4 varieties of Shortenings 

  1. Solid – Butter used in pie crusts, pastries, and bread recipes 
  2. Liquid (ideal for melted Shortening) – Vegetable oils used in rolls, chiffon, and other cakes 
  3. All purpose (Non-emulsified Shortening) used in high ratio cakes 
  4. Cake or icing Shortening (with the combination of Emulsifiers) used in cakes and cookies

Examples of shortening

  • Vegetable oils
  • Lard
  • Butter
  • Processed Shortenings
  • Margarine

Vegetable oil

Obtained from oil-bearing seeds like corn(maize), palm nuts (coconut), cotton seed, canola, olive, soybean, sunflower, groundnut, mustard, etc. all are liquid at room temperature and 100 percent fat.
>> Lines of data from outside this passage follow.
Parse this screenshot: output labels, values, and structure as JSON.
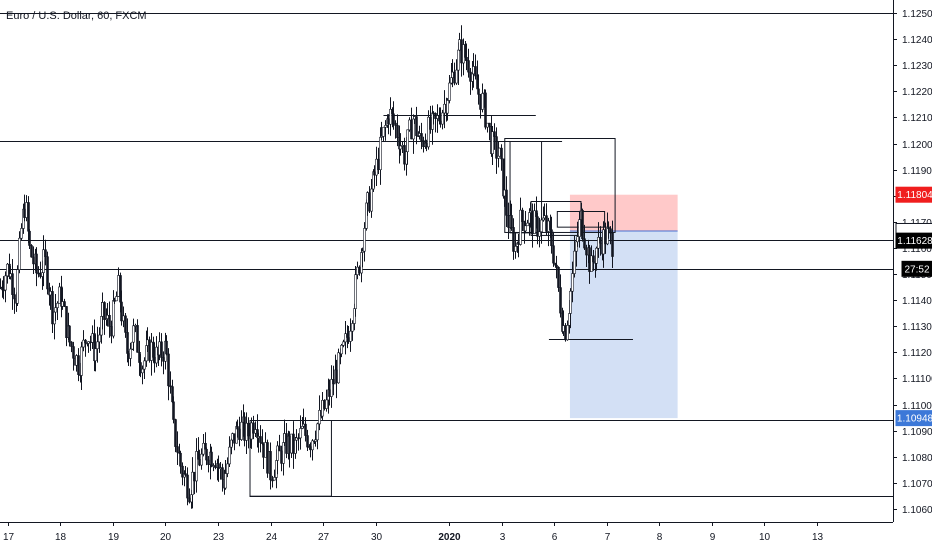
{
  "title": "Euro / U.S. Dollar, 60, FXCM",
  "colors": {
    "candle": "#131722",
    "axis": "#131722",
    "hline": "#131722",
    "stop_zone": "#ffc9c9",
    "target_zone": "#d3e0f5",
    "entry_line": "#4a6fd1",
    "tag_red": "#f01e1e",
    "tag_blue": "#3c78d8",
    "tag_black": "#000000",
    "tag_white": "#ffffff"
  },
  "chart_data": {
    "type": "candlestick",
    "symbol": "Euro / U.S. Dollar",
    "interval": "60",
    "source": "FXCM",
    "y_range": [
      1.1055,
      1.1255
    ],
    "y_ticks": [
      "1.12500",
      "1.12400",
      "1.12300",
      "1.12200",
      "1.12100",
      "1.12000",
      "1.11900",
      "1.11800",
      "1.11700",
      "1.11600",
      "1.11500",
      "1.11400",
      "1.11300",
      "1.11200",
      "1.11100",
      "1.11000",
      "1.10900",
      "1.10800",
      "1.10700",
      "1.10600"
    ],
    "y_tick_values": [
      1.125,
      1.124,
      1.123,
      1.122,
      1.121,
      1.12,
      1.119,
      1.118,
      1.117,
      1.116,
      1.115,
      1.114,
      1.113,
      1.112,
      1.111,
      1.11,
      1.109,
      1.108,
      1.107,
      1.106
    ],
    "x_range": [
      0,
      34
    ],
    "x_ticks": [
      {
        "label": "17",
        "pos": 0.3
      },
      {
        "label": "18",
        "pos": 2.3
      },
      {
        "label": "19",
        "pos": 4.3
      },
      {
        "label": "20",
        "pos": 6.3
      },
      {
        "label": "23",
        "pos": 8.3
      },
      {
        "label": "24",
        "pos": 10.3
      },
      {
        "label": "27",
        "pos": 12.3
      },
      {
        "label": "30",
        "pos": 14.3
      },
      {
        "label": "2020",
        "pos": 17.1
      },
      {
        "label": "3",
        "pos": 19.1
      },
      {
        "label": "6",
        "pos": 21.1
      },
      {
        "label": "7",
        "pos": 23.1
      },
      {
        "label": "8",
        "pos": 25.1
      },
      {
        "label": "9",
        "pos": 27.1
      },
      {
        "label": "10",
        "pos": 29.1
      },
      {
        "label": "13",
        "pos": 31.1
      }
    ],
    "path": [
      [
        0.0,
        1.1145
      ],
      [
        0.3,
        1.1153
      ],
      [
        0.6,
        1.1142
      ],
      [
        0.8,
        1.1168
      ],
      [
        0.95,
        1.1178
      ],
      [
        1.1,
        1.116
      ],
      [
        1.4,
        1.115
      ],
      [
        1.7,
        1.1155
      ],
      [
        2.0,
        1.1135
      ],
      [
        2.3,
        1.1142
      ],
      [
        2.6,
        1.1125
      ],
      [
        3.0,
        1.1115
      ],
      [
        3.3,
        1.1128
      ],
      [
        3.6,
        1.112
      ],
      [
        3.9,
        1.1134
      ],
      [
        4.2,
        1.113
      ],
      [
        4.5,
        1.1145
      ],
      [
        4.8,
        1.112
      ],
      [
        5.1,
        1.1128
      ],
      [
        5.4,
        1.1115
      ],
      [
        5.7,
        1.1122
      ],
      [
        6.0,
        1.1118
      ],
      [
        6.3,
        1.1122
      ],
      [
        6.6,
        1.109
      ],
      [
        6.9,
        1.1075
      ],
      [
        7.2,
        1.1068
      ],
      [
        7.5,
        1.1078
      ],
      [
        7.9,
        1.1082
      ],
      [
        8.2,
        1.108
      ],
      [
        8.5,
        1.107
      ],
      [
        8.8,
        1.1085
      ],
      [
        9.1,
        1.1092
      ],
      [
        9.4,
        1.1088
      ],
      [
        9.7,
        1.1095
      ],
      [
        10.0,
        1.1085
      ],
      [
        10.3,
        1.1074
      ],
      [
        10.6,
        1.108
      ],
      [
        10.9,
        1.1085
      ],
      [
        11.2,
        1.1083
      ],
      [
        11.5,
        1.109
      ],
      [
        11.8,
        1.1086
      ],
      [
        12.1,
        1.1093
      ],
      [
        12.4,
        1.11
      ],
      [
        12.7,
        1.111
      ],
      [
        13.0,
        1.1118
      ],
      [
        13.3,
        1.113
      ],
      [
        13.6,
        1.115
      ],
      [
        13.9,
        1.1172
      ],
      [
        14.2,
        1.1185
      ],
      [
        14.5,
        1.12
      ],
      [
        14.8,
        1.1212
      ],
      [
        15.1,
        1.1205
      ],
      [
        15.4,
        1.1195
      ],
      [
        15.7,
        1.121
      ],
      [
        16.0,
        1.12
      ],
      [
        16.3,
        1.1205
      ],
      [
        16.6,
        1.1208
      ],
      [
        16.9,
        1.1215
      ],
      [
        17.2,
        1.1225
      ],
      [
        17.5,
        1.1236
      ],
      [
        17.8,
        1.1232
      ],
      [
        18.1,
        1.1222
      ],
      [
        18.4,
        1.1215
      ],
      [
        18.7,
        1.12
      ],
      [
        19.0,
        1.1195
      ],
      [
        19.3,
        1.1172
      ],
      [
        19.6,
        1.116
      ],
      [
        19.8,
        1.117
      ],
      [
        20.1,
        1.1172
      ],
      [
        20.4,
        1.1168
      ],
      [
        20.7,
        1.117
      ],
      [
        21.0,
        1.1162
      ],
      [
        21.2,
        1.1148
      ],
      [
        21.4,
        1.1132
      ],
      [
        21.5,
        1.1128
      ],
      [
        21.7,
        1.1142
      ],
      [
        21.9,
        1.116
      ],
      [
        22.1,
        1.1172
      ],
      [
        22.3,
        1.1162
      ],
      [
        22.5,
        1.1152
      ],
      [
        22.7,
        1.116
      ],
      [
        22.9,
        1.1163
      ],
      [
        23.1,
        1.1165
      ],
      [
        23.3,
        1.1162
      ]
    ],
    "horizontal_lines": [
      {
        "price": 1.125,
        "x0": 0,
        "x1": 34
      },
      {
        "price": 1.1201,
        "x0": 0,
        "x1": 21.4
      },
      {
        "price": 1.1163,
        "x0": 0,
        "x1": 34
      },
      {
        "price": 1.1152,
        "x0": 0,
        "x1": 34
      },
      {
        "price": 1.1211,
        "x0": 14.6,
        "x1": 20.4
      },
      {
        "price": 1.1125,
        "x0": 20.9,
        "x1": 24.1
      },
      {
        "price": 1.1094,
        "x0": 12.6,
        "x1": 34
      },
      {
        "price": 1.1065,
        "x0": 9.5,
        "x1": 34
      }
    ],
    "boxes": [
      {
        "x0": 19.2,
        "x1": 23.4,
        "p_top": 1.1202,
        "p_bottom": 1.1166
      },
      {
        "x0": 19.4,
        "x1": 20.6,
        "p_top": 1.1201,
        "p_bottom": 1.1166
      },
      {
        "x0": 20.2,
        "x1": 22.1,
        "p_top": 1.1178,
        "p_bottom": 1.1165
      },
      {
        "x0": 21.2,
        "x1": 23.0,
        "p_top": 1.1174,
        "p_bottom": 1.1168
      },
      {
        "x0": 9.5,
        "x1": 12.6,
        "p_top": 1.1094,
        "p_bottom": 1.1065
      }
    ],
    "position": {
      "side": "short",
      "x0": 21.7,
      "x1": 25.8,
      "entry": 1.11665,
      "stop": 1.11804,
      "target": 1.10948
    },
    "price_tags": [
      {
        "label": "1.11804",
        "price": 1.11804,
        "color": "tag_red"
      },
      {
        "label": "1.11665",
        "price": 1.11665,
        "color": "tag_white"
      },
      {
        "label": "1.11628",
        "price": 1.11628,
        "color": "tag_black"
      },
      {
        "label": "27:52",
        "price": 1.1152,
        "color": "tag_black",
        "narrow": true
      },
      {
        "label": "1.10948",
        "price": 1.10948,
        "color": "tag_blue"
      }
    ]
  }
}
They have been processed chemically or as cold pressed techniques. To achieve neutral to yellowish, light yellowish, and dark yellowish, the color can vary, it depends on the raw seed and the procedure of obtaining processed oil. Used majorly where their liquid consistency can be used like chiffon, breads, rolls, and fairly hard baked goods.

Lard

Lard is an animal-based product and one of the most historic shortening humankind has known and used. It is obtained from fatty tissues of animals like a hog, is white has solid consistency, and is 98 percent fat. Its mild, pleasing flavor and odor are desirable for crackers, cookies, pie crusts, and bread.

Butter

Is the highest priced shortening of all. Therefore, it is majorly used in high-priced baked products. Appealing yellow, with solid consistency, sweet flavor, pleasant aroma, and its ability to give tenderness to baked products, it’s quite ideally used for pricy baked goods. Contains about 80 percent fat, and is used in products like specialty bread, cookies, pastries, and puffs with flaky nature is quite popular.

Processed Shortenings

These types of shortenings are processed to form a whitish-colored and odorless product. Vegetable oils are treated to form these. They are 100 percent fat, with a solid smooth consistency, and show good plasticity. In processed shortenings ingredients are added externally to increase their characteristic features like increase in moisture absorption and retention, retard from rancidity. 

Margarine

These are emulsions containing 80 percent fat content. They can be both plant and animal based and contains externally added ingredients like water, emulsifiers, salt, and milk solids. They are major of solid consistency imparting whitish to yellowish like color, with neutral or butter like flavor. Margarine provides more smoothness and produces tender baked goods, having a high melting point they are the ideal choice for puffs, and croissants like crispy and flaky baked goods.